Les Gazaouis sont un des meilleurs exemples de comment rester au service de son peuple et préserver la dignité et l'humanité
Hanne Bosselaers, Médecine pour le Peuple
Hanne Bosselaers. En principe, les soignants doivent préserver le droit à la santé pour tous. Mais nous vivons dans un système capitaliste qui rend les soins commerciaux et voit les patients comme des clients. Face à cela, les Gazaouis sont un des meilleurs exemples de comment rester au service de son peuple et préserver la dignité et l'humanité. Pour eux, chaque vie palestinienne qui est sauvée, c'est aussi une résistance. C'est une résistance au génocide. Le directeur Mohamed Salha racontait que, pendant le siège de leur hôpital, ils manquaient tellement de carburant qu'il n'y avait plus de ventilation mécanique pour les patients en soins intensifs. Ils ont alors assuré la ventilation manuelle pendant 72 heures. Cela signifie appuyer sur un ballon au rythme de la respiration ; les infirmiers faisaient des tours d'une demi-heure pendant trois jours pour sauver la vie d'une personne blessée. C'est ce qu'ils font. Ce sont eux les vrais héros du peuple.

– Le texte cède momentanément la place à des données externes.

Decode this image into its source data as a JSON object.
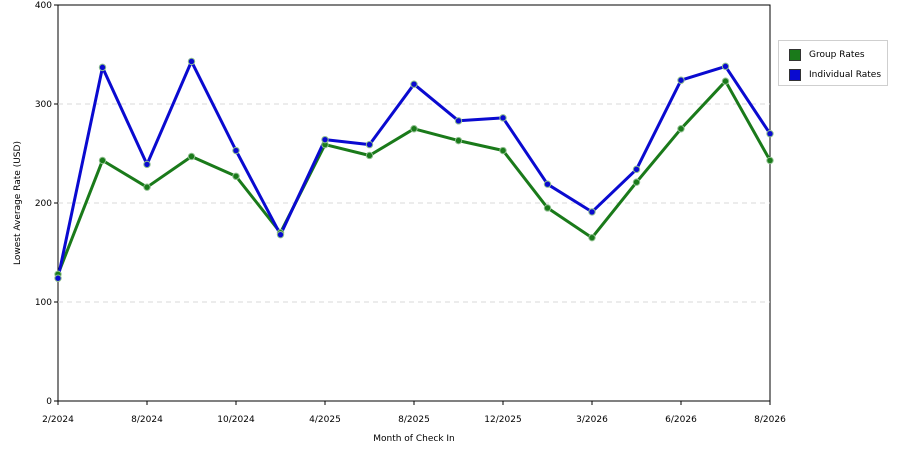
{
  "chart_data": {
    "type": "line",
    "title": "",
    "xlabel": "Month of Check In",
    "ylabel": "Lowest Average Rate (USD)",
    "ylim": [
      0,
      400
    ],
    "yticks": [
      0,
      100,
      200,
      300,
      400
    ],
    "grid": true,
    "legend_position": "right",
    "x_tick_labels": [
      "2/2024",
      "8/2024",
      "10/2024",
      "4/2025",
      "8/2025",
      "12/2025",
      "3/2026",
      "6/2026",
      "8/2026"
    ],
    "series": [
      {
        "name": "Group Rates",
        "color": "#1a7a1a",
        "values": [
          128,
          243,
          216,
          247,
          227,
          170,
          259,
          248,
          275,
          263,
          253,
          195,
          165,
          221,
          275,
          323,
          243
        ]
      },
      {
        "name": "Individual Rates",
        "color": "#0a0ad0",
        "values": [
          124,
          337,
          239,
          343,
          253,
          168,
          264,
          259,
          320,
          283,
          286,
          219,
          191,
          234,
          324,
          338,
          270
        ]
      }
    ]
  }
}
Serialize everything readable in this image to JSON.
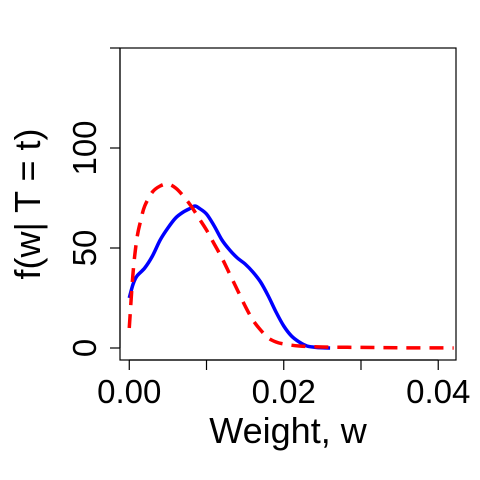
{
  "chart_data": {
    "type": "line",
    "xlabel": "Weight, w",
    "ylabel": "f(w| T = t)",
    "xlim": [
      -0.0012,
      0.0423
    ],
    "ylim": [
      -6,
      150
    ],
    "x_ticks": [
      0.0,
      0.02,
      0.04
    ],
    "x_tick_labels": [
      "0.00",
      "0.02",
      "0.04"
    ],
    "x_minor_ticks": [
      0.01,
      0.03
    ],
    "y_ticks": [
      0,
      50,
      100
    ],
    "y_tick_labels": [
      "0",
      "50",
      "100"
    ],
    "y_minor_ticks": [
      150
    ],
    "series": [
      {
        "color": "#0000ff",
        "dash": "solid",
        "points": [
          [
            0.0,
            25
          ],
          [
            0.0005,
            32
          ],
          [
            0.001,
            36
          ],
          [
            0.002,
            40
          ],
          [
            0.003,
            46
          ],
          [
            0.004,
            54
          ],
          [
            0.005,
            60
          ],
          [
            0.006,
            65
          ],
          [
            0.007,
            68
          ],
          [
            0.008,
            70
          ],
          [
            0.0085,
            71
          ],
          [
            0.009,
            70
          ],
          [
            0.01,
            67
          ],
          [
            0.011,
            61
          ],
          [
            0.012,
            54
          ],
          [
            0.013,
            49
          ],
          [
            0.014,
            45
          ],
          [
            0.015,
            42
          ],
          [
            0.016,
            38
          ],
          [
            0.017,
            33
          ],
          [
            0.018,
            26
          ],
          [
            0.019,
            18
          ],
          [
            0.02,
            11
          ],
          [
            0.021,
            6
          ],
          [
            0.022,
            3
          ],
          [
            0.023,
            1
          ],
          [
            0.024,
            0.4
          ],
          [
            0.025,
            0.1
          ],
          [
            0.026,
            0
          ]
        ]
      },
      {
        "color": "#ff0000",
        "dash": "dashed",
        "points": [
          [
            0.0,
            10
          ],
          [
            0.0005,
            38
          ],
          [
            0.001,
            55
          ],
          [
            0.0015,
            64
          ],
          [
            0.002,
            71
          ],
          [
            0.003,
            78
          ],
          [
            0.004,
            81
          ],
          [
            0.005,
            82
          ],
          [
            0.006,
            80
          ],
          [
            0.007,
            76
          ],
          [
            0.008,
            71
          ],
          [
            0.009,
            65
          ],
          [
            0.01,
            59
          ],
          [
            0.011,
            52
          ],
          [
            0.012,
            45
          ],
          [
            0.013,
            37
          ],
          [
            0.014,
            29
          ],
          [
            0.015,
            21
          ],
          [
            0.016,
            14
          ],
          [
            0.017,
            9
          ],
          [
            0.018,
            5
          ],
          [
            0.019,
            3
          ],
          [
            0.02,
            2
          ],
          [
            0.022,
            1
          ],
          [
            0.025,
            0.5
          ],
          [
            0.03,
            0.3
          ],
          [
            0.035,
            0.1
          ],
          [
            0.04,
            0.05
          ],
          [
            0.042,
            0
          ]
        ]
      }
    ]
  }
}
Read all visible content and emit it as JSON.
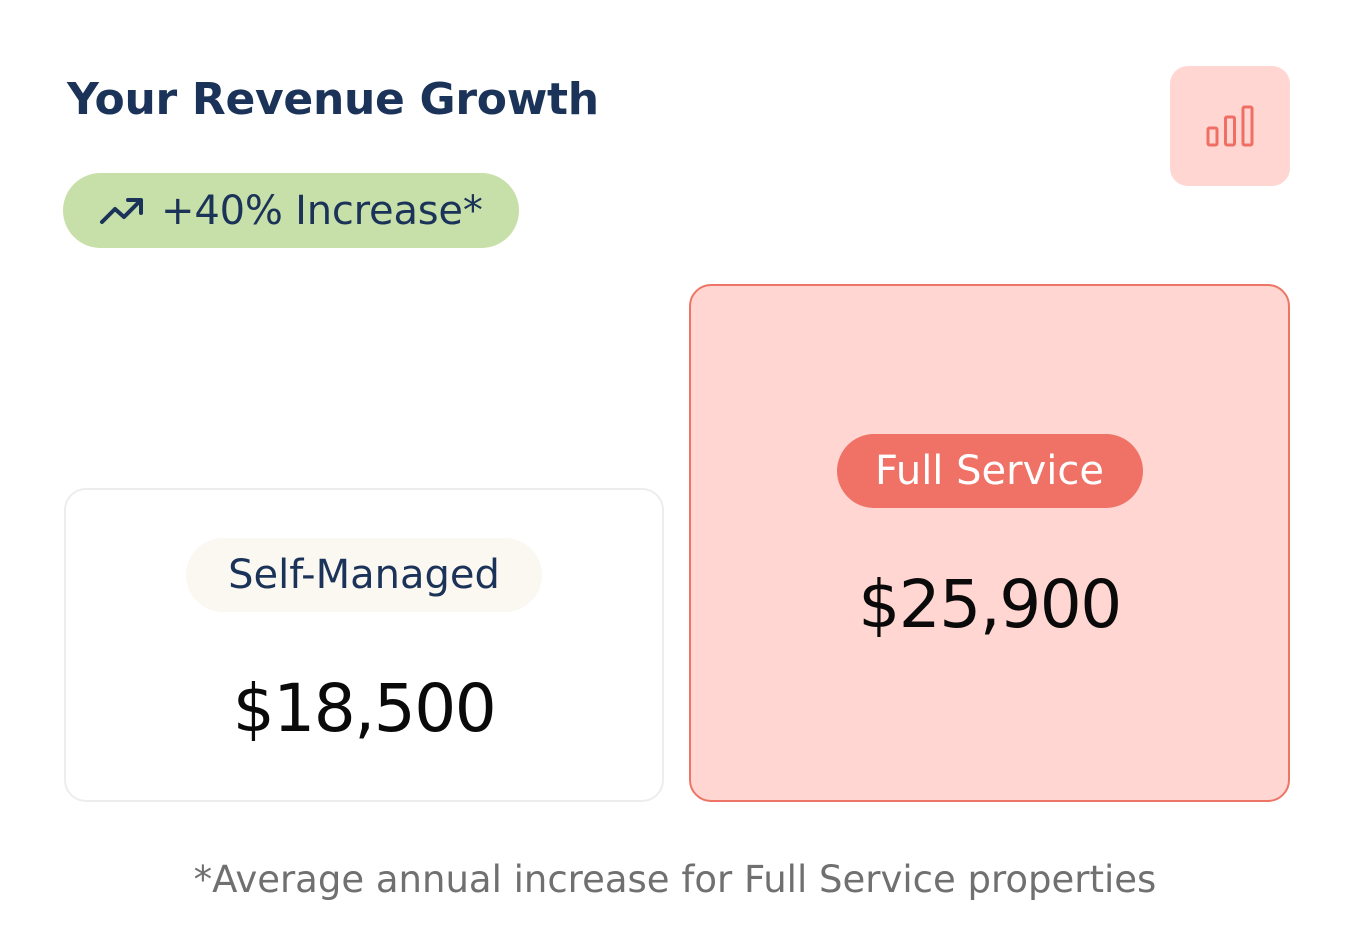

Hanne Bosselaers. Les journées passent très vite. Nous sommes 92 personnes, il y a donc beaucoup d'interactions sociales. Mais nous avons aussi des briefings. Chaque matin, nous faisons une mise à jour de la situation en Palestine, la politique et les accords de paix. Nous préparons également notre plan d'arrivée : quand nous entrerons dans la zone de risque d'attaque ou d'interception, et quand nous serons kidnappés. On prépare tout ça mentalement, mais aussi avec des exercices de sécurité deux fois par jour, où nous sommes appelés sur le pont avec notre gilet de sauvetage pour nous entraîner.
Nous avons aussi des tâches quotidiennes : cuisiner, nettoyer le bateau et les toilettes. Les médecins ont des gardes de 8 heures pour s'occuper des problèmes de santé. Nous avons eu des problèmes de mal de mer au début, des infections qui circulent maintenant, et des petits accidents. Nous nous occupons aussi de l'aide humanitaire, nous avons trié tous les médicaments que nous acheminons, par exemple. Le soir, nous faisons un deuxième débriefing et une activité culturelle, comme chanter ou lire de la poésie palestinienne, pour créer des liens entre nous.
Hanne Bosselaers. Il y a peu de stress ici, en fait. Je pense que le stress est bien pire de l'extérieur, par exemple chez mon mari ou ma famille. Nous avons suivi en détail ce qui s'est passé avec la Global Sumud Flotilla (la flottille partie un peu plus tôt, avec Greta Thunberg, les belges Saddie Choua et Alexis Deswaef, etc. et interceptée illégalement par Israël dans les eaux internationales il y a quelques jours, NdlR). Notre bateau est dirigé par quatre femmes, qui ont toutes participé à d'autres flottilles. Elles nous racontent leurs expériences passées. Nous savons que ce qui peut nous arriver n'est toujours qu'une fraction de ce qui arrive aux Palestiniens tous les jours depuis 77 ans. Ce sont des choses qui vont passer pour nous, ça aura une fin. Nous serons peut-être emprisonnés pendant deux jours à côté de Palestiniens qui sont là pour qui sait combien de temps. Nous sommes mentalement prêts. Nous espérons que le fait de voir nos droits violés à nous, Européens blancs, pourra amplifier le message et attirer l'attention sur les Palestiniens.